Trilogy Dominicana
- Trade name: Viva
- Type: Subsidiary
- Industry: Telecommunication
- Founded: 1883; 143 years ago
- Headquarters: Santo Domingo, Dominican Republic
- Products: Wireless telecommunication services
- Parent: Trilogy International Partners
- Website: viva.com.do

= Viva (network operator) =

Trilogy Dominicana, doing business as Viva, is a mobile network operator in the Dominican Republic.

== History ==

Centennial Dominicana's previous logo.

Founded in 1883 as All America Cables & Radio Dominican Republic (an ITT subsidiary), the company was the country's first telecom to offer telegraph services to the Antilles.

In January 2000, Centennial Communications purchased 70% of the company, forming Centennial Dominicana. The company later launched a CDMA2000 network and provided Internet services over EVDO.

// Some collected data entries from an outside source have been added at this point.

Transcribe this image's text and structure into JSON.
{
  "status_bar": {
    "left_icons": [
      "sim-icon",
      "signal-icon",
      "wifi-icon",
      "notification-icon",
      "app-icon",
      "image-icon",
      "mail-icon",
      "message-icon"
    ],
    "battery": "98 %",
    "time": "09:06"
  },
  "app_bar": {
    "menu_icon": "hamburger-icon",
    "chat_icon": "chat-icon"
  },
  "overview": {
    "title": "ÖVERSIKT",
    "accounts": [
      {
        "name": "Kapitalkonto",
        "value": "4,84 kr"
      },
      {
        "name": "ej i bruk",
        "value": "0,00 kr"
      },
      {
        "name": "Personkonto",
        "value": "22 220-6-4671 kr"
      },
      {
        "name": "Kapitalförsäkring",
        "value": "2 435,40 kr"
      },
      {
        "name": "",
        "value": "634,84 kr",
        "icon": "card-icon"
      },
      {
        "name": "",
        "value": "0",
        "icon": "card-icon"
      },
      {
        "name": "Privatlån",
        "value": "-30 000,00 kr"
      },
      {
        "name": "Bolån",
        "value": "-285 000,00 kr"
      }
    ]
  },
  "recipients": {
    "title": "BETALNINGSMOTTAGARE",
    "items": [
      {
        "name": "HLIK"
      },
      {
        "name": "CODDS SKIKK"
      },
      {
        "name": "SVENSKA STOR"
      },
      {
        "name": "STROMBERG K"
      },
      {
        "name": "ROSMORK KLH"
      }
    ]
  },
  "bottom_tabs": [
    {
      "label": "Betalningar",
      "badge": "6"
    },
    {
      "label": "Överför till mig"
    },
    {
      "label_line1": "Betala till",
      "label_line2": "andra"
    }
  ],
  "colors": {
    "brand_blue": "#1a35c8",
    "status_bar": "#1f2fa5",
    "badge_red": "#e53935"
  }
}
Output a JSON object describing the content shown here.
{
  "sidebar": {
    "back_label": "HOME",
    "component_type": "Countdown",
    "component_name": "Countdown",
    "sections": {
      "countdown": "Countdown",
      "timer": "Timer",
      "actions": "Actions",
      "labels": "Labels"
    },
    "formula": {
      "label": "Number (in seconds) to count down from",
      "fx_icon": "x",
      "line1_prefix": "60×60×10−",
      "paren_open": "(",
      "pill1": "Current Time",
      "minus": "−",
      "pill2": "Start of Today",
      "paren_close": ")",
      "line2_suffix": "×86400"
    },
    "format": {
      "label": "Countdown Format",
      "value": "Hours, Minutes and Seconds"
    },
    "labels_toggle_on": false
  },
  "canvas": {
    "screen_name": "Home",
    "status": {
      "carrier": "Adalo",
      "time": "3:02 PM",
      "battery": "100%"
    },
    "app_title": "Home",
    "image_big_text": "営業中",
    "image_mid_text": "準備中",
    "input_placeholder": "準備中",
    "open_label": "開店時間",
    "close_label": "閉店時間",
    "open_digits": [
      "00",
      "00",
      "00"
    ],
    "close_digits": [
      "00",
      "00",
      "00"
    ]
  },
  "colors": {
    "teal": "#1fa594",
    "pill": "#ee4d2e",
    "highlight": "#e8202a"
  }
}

On November 24, 2006 Centennial Communications announced that they were selling 100% of Centennial Dominicana to Trilogy International Partners for US$80M. In April 2008, Centennial announced a rename to Viva and launched their GSM/GPRS/EDGE network. At the end of 2015 the Telemicro group owned by the business man Juan Ramon Gomez Diaz acquired the operations of Trilogy Dominicana. In August 2017 Viva launched a new 4x4 MIMO 4G LTE network.

== Plans ==
Viva has focused on prepaid and hybrid plans. Postpaid plans are commonly not featured in mainstream media.